1. A drag type drilling bit comprising:
a bit body having a first pin end and a second cutting end, the pin end being open
to a source of drilling fluid that is transmitted through an attachable drill string,
the open pin end communicating with a fluid plenum formed by the bit body;
two or more radially extending raised blades on the second cutting end;
a multiplicity of cutting elements strategically mounted on each of the blades;
drilling fluid channels between the blades, the fluid channels originating proximate
an axis of the drilling bit and terminating at the bit outer diameter; and characterized
by
each of the blades having a first leading side and a second tapered trailing side
which tapers from the crest of each raised blade substantially to the root of a next
following raised blade; and
two or more fluid discharge ports communicating with the fluid plenum and exiting
into each of the fluid channels in close proximity to the first leading side, the
vortices created by the drilling fluid exiting the discharge ports in each fluid channel
and arranged to interact to produce a highly turbulent radial flow to clean and cool
the bit cutting end and the cutting elements.

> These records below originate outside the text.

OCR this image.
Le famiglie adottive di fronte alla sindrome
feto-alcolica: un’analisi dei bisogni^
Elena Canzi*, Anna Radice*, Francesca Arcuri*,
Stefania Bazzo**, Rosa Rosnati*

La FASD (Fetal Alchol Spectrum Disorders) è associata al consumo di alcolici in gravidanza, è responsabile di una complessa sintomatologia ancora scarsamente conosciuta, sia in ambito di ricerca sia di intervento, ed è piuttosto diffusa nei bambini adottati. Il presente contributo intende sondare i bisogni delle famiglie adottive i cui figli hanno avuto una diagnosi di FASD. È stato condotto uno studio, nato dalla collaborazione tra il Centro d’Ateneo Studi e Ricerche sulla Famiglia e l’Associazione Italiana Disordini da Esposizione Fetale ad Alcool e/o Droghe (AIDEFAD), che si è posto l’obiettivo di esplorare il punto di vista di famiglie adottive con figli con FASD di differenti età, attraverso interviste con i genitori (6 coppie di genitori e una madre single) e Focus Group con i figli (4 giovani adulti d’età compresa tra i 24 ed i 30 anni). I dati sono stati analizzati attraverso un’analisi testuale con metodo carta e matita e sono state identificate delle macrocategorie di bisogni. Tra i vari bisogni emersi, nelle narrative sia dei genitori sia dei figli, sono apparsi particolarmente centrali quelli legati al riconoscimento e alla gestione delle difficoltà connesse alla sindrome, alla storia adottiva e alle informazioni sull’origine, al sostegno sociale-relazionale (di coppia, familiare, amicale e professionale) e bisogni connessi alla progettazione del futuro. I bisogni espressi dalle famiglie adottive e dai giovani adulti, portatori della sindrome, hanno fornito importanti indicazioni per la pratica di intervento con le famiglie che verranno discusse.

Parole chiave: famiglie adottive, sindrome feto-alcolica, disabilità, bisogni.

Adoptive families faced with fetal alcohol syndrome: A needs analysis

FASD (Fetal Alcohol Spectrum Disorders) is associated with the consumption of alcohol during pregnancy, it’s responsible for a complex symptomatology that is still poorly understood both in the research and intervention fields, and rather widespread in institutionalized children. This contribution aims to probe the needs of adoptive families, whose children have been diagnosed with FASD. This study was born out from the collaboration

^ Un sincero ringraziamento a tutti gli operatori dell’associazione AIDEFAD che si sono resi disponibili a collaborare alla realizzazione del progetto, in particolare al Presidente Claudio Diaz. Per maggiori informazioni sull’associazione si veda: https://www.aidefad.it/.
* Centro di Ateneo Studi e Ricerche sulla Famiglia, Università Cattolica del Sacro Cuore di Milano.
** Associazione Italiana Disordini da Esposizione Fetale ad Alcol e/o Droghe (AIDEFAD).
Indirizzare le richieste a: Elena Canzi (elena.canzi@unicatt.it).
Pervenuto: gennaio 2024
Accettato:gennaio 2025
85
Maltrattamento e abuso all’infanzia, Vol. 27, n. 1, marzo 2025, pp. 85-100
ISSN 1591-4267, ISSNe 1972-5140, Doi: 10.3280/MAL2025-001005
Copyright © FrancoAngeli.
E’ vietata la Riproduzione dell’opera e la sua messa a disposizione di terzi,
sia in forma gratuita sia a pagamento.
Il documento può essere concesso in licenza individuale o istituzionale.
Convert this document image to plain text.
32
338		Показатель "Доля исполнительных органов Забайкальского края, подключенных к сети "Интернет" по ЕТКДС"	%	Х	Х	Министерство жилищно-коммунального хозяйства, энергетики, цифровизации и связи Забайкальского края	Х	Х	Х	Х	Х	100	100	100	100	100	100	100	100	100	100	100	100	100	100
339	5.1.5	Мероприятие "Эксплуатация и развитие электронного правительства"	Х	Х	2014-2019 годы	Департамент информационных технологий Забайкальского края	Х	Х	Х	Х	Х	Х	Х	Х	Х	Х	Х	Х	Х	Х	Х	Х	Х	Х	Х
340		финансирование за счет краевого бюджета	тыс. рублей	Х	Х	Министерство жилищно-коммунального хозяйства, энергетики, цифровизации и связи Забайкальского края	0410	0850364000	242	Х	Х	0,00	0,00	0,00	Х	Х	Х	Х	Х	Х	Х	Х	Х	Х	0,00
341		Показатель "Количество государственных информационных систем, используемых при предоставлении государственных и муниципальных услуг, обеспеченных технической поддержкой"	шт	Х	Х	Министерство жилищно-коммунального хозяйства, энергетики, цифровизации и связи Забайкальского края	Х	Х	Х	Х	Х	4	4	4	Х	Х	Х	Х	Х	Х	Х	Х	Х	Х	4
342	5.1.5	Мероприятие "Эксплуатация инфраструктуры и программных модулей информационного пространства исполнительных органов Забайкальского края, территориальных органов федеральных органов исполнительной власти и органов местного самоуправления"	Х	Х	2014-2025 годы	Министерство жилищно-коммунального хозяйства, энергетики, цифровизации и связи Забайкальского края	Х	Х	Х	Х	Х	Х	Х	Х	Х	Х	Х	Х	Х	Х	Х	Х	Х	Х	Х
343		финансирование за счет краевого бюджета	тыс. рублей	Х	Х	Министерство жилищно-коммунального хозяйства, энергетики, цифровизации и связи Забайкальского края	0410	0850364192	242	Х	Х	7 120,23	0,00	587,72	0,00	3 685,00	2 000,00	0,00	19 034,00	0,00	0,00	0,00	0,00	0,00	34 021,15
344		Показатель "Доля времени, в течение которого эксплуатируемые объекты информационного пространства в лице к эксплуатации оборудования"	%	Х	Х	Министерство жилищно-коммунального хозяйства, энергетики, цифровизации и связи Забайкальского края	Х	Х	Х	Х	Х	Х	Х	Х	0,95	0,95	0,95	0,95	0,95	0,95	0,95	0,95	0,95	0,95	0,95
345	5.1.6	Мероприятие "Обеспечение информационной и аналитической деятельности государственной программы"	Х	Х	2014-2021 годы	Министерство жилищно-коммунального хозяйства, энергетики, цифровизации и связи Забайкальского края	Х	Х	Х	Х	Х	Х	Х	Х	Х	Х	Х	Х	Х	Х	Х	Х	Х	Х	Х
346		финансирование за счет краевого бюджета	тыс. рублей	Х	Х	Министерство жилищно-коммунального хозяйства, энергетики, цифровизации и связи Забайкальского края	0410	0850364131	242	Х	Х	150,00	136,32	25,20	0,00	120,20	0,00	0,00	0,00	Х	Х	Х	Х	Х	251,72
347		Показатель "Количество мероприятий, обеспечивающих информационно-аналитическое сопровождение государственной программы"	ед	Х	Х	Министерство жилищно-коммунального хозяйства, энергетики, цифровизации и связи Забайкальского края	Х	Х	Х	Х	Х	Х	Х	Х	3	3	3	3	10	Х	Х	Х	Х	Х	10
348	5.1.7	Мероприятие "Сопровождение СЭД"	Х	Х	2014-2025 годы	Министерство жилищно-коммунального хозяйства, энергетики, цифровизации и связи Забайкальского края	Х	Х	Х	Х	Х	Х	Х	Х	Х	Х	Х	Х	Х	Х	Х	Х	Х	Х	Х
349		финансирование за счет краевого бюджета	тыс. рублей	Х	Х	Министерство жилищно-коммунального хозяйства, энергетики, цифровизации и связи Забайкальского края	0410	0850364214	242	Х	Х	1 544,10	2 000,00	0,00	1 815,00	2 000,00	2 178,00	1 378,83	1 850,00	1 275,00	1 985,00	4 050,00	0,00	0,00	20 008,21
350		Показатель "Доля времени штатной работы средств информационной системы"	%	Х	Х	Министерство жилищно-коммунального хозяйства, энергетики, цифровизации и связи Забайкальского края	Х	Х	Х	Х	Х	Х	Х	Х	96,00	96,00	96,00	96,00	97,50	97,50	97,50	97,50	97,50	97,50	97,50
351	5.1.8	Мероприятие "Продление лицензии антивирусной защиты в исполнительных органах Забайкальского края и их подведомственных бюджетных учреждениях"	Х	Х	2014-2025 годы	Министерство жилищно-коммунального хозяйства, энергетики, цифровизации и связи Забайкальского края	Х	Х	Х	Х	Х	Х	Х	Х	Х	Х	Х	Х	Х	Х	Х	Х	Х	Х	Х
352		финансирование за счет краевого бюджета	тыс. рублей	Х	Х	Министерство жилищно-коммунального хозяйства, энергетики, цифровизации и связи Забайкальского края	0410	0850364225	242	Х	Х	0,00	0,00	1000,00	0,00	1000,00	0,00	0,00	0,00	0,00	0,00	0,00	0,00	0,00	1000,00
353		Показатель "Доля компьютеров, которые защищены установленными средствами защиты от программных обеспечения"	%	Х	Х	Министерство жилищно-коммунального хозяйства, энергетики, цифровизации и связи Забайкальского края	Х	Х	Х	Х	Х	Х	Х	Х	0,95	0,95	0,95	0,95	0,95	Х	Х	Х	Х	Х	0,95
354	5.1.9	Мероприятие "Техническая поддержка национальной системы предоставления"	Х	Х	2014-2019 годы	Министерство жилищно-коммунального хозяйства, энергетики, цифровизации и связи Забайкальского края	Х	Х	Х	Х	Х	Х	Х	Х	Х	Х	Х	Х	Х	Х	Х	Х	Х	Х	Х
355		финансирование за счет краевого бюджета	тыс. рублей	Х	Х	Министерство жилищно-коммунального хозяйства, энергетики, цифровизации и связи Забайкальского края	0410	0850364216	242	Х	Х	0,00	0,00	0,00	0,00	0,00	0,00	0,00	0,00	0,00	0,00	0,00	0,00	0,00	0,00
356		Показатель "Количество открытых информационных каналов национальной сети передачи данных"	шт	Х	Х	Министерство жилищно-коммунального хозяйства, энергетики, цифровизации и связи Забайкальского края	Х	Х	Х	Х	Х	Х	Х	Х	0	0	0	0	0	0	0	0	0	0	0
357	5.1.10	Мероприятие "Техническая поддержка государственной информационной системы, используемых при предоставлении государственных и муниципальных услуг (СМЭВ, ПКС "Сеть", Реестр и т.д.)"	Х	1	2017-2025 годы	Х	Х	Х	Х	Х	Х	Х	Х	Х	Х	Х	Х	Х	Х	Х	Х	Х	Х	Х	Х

2. A drilling bit as recited in claim 1 wherein the first leading side of the blade
is substantially parallel with an axis formed by the bit body.
3. A drilling bit as recited in either of claims 1 or 2 wherein the two or more fluid
discharge ports are proximate to and substantially parallel with the first leading
side of the raised cutter blades.
4. A drilling bit as recited in any one of the preceding claims wherein the discharge
port retains a removable nozzle, the nozzle forming a nozzle opening for adapting
to the particular fluid flow conditions at a borehole drilling site.
5. A drilling bit as recited in any one of the preceding claims wherein the bit comprises
four radially extending raised cutting blades, the second tapered trailing edge of
each blade terminating substantially at the root of a following cutter blade.
6. A drilling bit as recited in any one of the preceding claims wherein the drag bit
body is fabricated from a matrix of tungsten carbide.